I and THE Wife have finally gotten around to scheduling our "pipe inspections" and mine will be this Tuesday. The "bad thing" happening to my co-worker really brought it home to us that the test is LONG overdue. Hopefully I will be able to announce to the world that THESE PIPES ARE CLEAN!

The first one who can name the movie and actor that THAT line came from wins the "Royal Order of Obscurity" award for 2008. I can't remember who won the one for 2007.

DUBYA's "Economic Stupidity Package" money finally arrived in our bank account and we are trying very hard to spend it on things that really need to get spent on. However, we did allow ourselves a FEW niceties, including a new digital camera that takes AA batteries so that I can take more than two pics before the damn worn out proprietary battery conks out like has been happening in my old workhorse.

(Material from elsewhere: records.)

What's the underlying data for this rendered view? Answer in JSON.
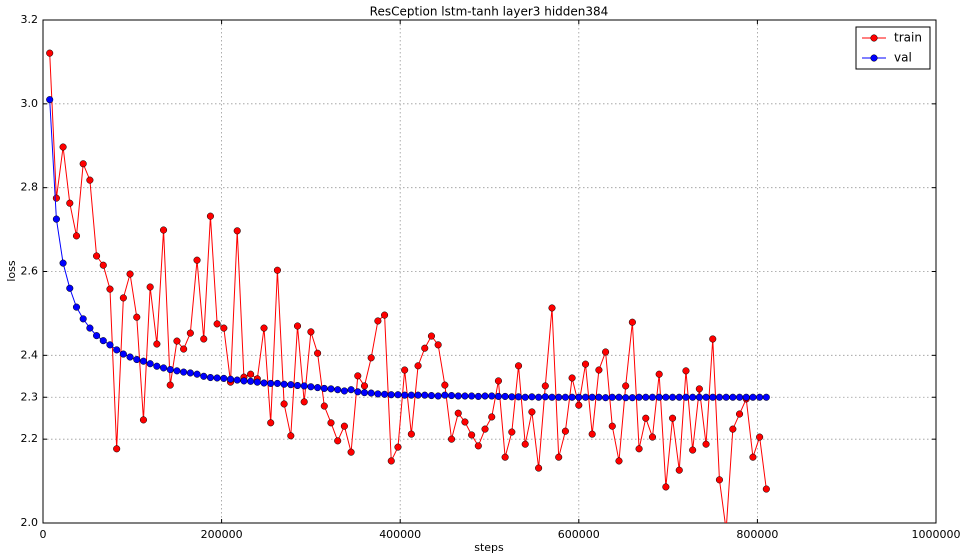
{
  "chart_data": {
    "type": "line",
    "title": "ResCeption lstm-tanh layer3 hidden384",
    "xlabel": "steps",
    "ylabel": "loss",
    "x": [
      7500,
      15000,
      22500,
      30000,
      37500,
      45000,
      52500,
      60000,
      67500,
      75000,
      82500,
      90000,
      97500,
      105000,
      112500,
      120000,
      127500,
      135000,
      142500,
      150000,
      157500,
      165000,
      172500,
      180000,
      187500,
      195000,
      202500,
      210000,
      217500,
      225000,
      232500,
      240000,
      247500,
      255000,
      262500,
      270000,
      277500,
      285000,
      292500,
      300000,
      307500,
      315000,
      322500,
      330000,
      337500,
      345000,
      352500,
      360000,
      367500,
      375000,
      382500,
      390000,
      397500,
      405000,
      412500,
      420000,
      427500,
      435000,
      442500,
      450000,
      457500,
      465000,
      472500,
      480000,
      487500,
      495000,
      502500,
      510000,
      517500,
      525000,
      532500,
      540000,
      547500,
      555000,
      562500,
      570000,
      577500,
      585000,
      592500,
      600000,
      607500,
      615000,
      622500,
      630000,
      637500,
      645000,
      652500,
      660000,
      667500,
      675000,
      682500,
      690000,
      697500,
      705000,
      712500,
      720000,
      727500,
      735000,
      742500,
      750000,
      757500,
      765000,
      772500,
      780000,
      787500,
      795000,
      802500,
      810000
    ],
    "series": [
      {
        "name": "train",
        "color": "#ff0000",
        "values": [
          3.121,
          2.775,
          2.897,
          2.763,
          2.685,
          2.857,
          2.818,
          2.637,
          2.615,
          2.558,
          2.177,
          2.537,
          2.594,
          2.491,
          2.246,
          2.563,
          2.427,
          2.699,
          2.329,
          2.434,
          2.415,
          2.453,
          2.627,
          2.439,
          2.732,
          2.475,
          2.465,
          2.336,
          2.697,
          2.348,
          2.355,
          2.344,
          2.465,
          2.239,
          2.603,
          2.284,
          2.208,
          2.47,
          2.289,
          2.456,
          2.405,
          2.279,
          2.239,
          2.196,
          2.231,
          2.169,
          2.351,
          2.327,
          2.394,
          2.482,
          2.496,
          2.148,
          2.181,
          2.365,
          2.212,
          2.375,
          2.417,
          2.446,
          2.425,
          2.329,
          2.2,
          2.262,
          2.241,
          2.21,
          2.184,
          2.224,
          2.253,
          2.339,
          2.157,
          2.217,
          2.375,
          2.188,
          2.265,
          2.131,
          2.327,
          2.513,
          2.157,
          2.219,
          2.346,
          2.281,
          2.379,
          2.212,
          2.365,
          2.408,
          2.231,
          2.148,
          2.327,
          2.479,
          2.177,
          2.25,
          2.205,
          2.355,
          2.086,
          2.25,
          2.126,
          2.363,
          2.174,
          2.32,
          2.188,
          2.439,
          2.103,
          1.983,
          2.224,
          2.26,
          2.296,
          2.157,
          2.205,
          2.081
        ]
      },
      {
        "name": "val",
        "color": "#0000ff",
        "values": [
          3.01,
          2.725,
          2.62,
          2.56,
          2.515,
          2.487,
          2.465,
          2.447,
          2.435,
          2.425,
          2.413,
          2.403,
          2.396,
          2.39,
          2.386,
          2.38,
          2.374,
          2.37,
          2.366,
          2.363,
          2.36,
          2.358,
          2.355,
          2.35,
          2.347,
          2.346,
          2.345,
          2.343,
          2.341,
          2.339,
          2.338,
          2.336,
          2.334,
          2.333,
          2.333,
          2.331,
          2.33,
          2.328,
          2.327,
          2.325,
          2.323,
          2.321,
          2.32,
          2.318,
          2.315,
          2.318,
          2.313,
          2.311,
          2.31,
          2.308,
          2.307,
          2.306,
          2.306,
          2.305,
          2.305,
          2.305,
          2.305,
          2.304,
          2.303,
          2.305,
          2.304,
          2.303,
          2.303,
          2.303,
          2.302,
          2.303,
          2.303,
          2.302,
          2.302,
          2.301,
          2.301,
          2.3,
          2.301,
          2.3,
          2.301,
          2.3,
          2.3,
          2.3,
          2.3,
          2.3,
          2.3,
          2.3,
          2.3,
          2.299,
          2.3,
          2.3,
          2.299,
          2.299,
          2.3,
          2.3,
          2.3,
          2.3,
          2.3,
          2.3,
          2.3,
          2.3,
          2.3,
          2.3,
          2.3,
          2.3,
          2.3,
          2.3,
          2.3,
          2.3,
          2.3,
          2.3,
          2.3,
          2.3
        ]
      }
    ],
    "xlim": [
      0,
      1000000
    ],
    "xticks": [
      0,
      200000,
      400000,
      600000,
      800000,
      1000000
    ],
    "ylim": [
      2,
      3.2
    ],
    "yticks": [
      {
        "value": 2,
        "label": "2.0"
      },
      2.2,
      2.4,
      2.6,
      2.8,
      {
        "value": 3,
        "label": "3.0"
      },
      2.3,
      {
        "value": 3.2,
        "label": "3.2"
      }
    ],
    "grid": true,
    "legend": "upper right",
    "marker": "circle"
  }
}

Does anybody remember "The Great Escape" starring Steve McQueen? Well, our goat Billy has a contrary attitude about confinement much like old Steve did, and somehow managed to jump the back fence into the neighbors' yard. My neighbor, Gods bless her soul, managed to grab the miscreant by the horns and wrestle him back into our yard. That was the good news. The bad news is that Billy knows how to open the gates into the inner sanctum from the back forty and promptly did a tasty tour of our terrace AND shade garden. We were greeted by our helpful neighbor as we arrived home from shopping and immediately dashed into the back to find him doing what goats love to do, which is eat anything he remotely thinks he isn't supposed to. Sooooooooooo.............

That next afternoon I wrapped that entire enclosure with electric fence. And having personally tested it by almost getting knocked on my ass from the jolt, I can assure you that no goat will PASS! Billy IS a very smart animal. Besides knowing how to figure out how to get thru a gate, he also refuses to come near those bright yellow wires. Good Billy. Good SMART Billy! Good one- more- escapade- like- that- and- it's- BARBECUE TIME, Billy!

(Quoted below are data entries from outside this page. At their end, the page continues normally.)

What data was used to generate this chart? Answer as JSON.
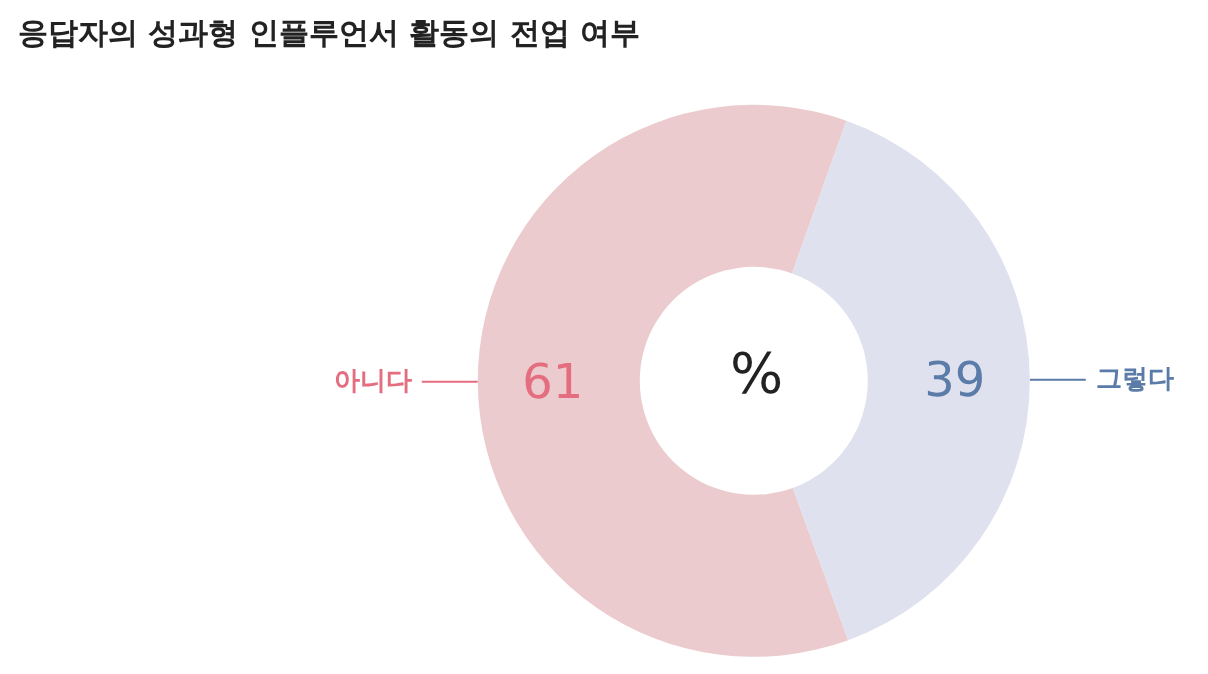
{
  "chart_data": {
    "type": "donut",
    "title": "응답자의 성과형 인플루언서 활동의 전업 여부",
    "categories": [
      "아니다",
      "그렇다"
    ],
    "values": [
      61,
      39
    ],
    "colors": [
      "#ebcbcd",
      "#e0e1ef"
    ],
    "data_labels": true,
    "legend": false,
    "annotations": [
      "%"
    ]
  }
}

Both THE WIFE and her long lost girlfriend from Georgia are looking so forward to their reunion in little more than a week. They write to each other constantly and you'd think they were twins separated a birth or something. From what I gather, this woman is a real hellion and things are bound to get interesting once they get together and the tequila starts flowing. I, as an ordinary man and vastly outnumbered, probably should have tried to arrange a fishing trip somewhere about that time. I just don't have those kinds of friends and I haven't fished since the last one crawled up on land and asked for Darwin. Well, if I survive this, I assure you I will do my best to fill you all in on the "event" Stay tuned, and you Christians can pray for me if you want, I don't mind.

Did you know Soylent Green is people? It will be.

Monday, May 5, 2008

Blind


Just wanted everybody to know that I wanted to post but I scratched my eye and I have a patch and I can't see worth a crap so this is it for now and I"ll post about this maybe in a few days.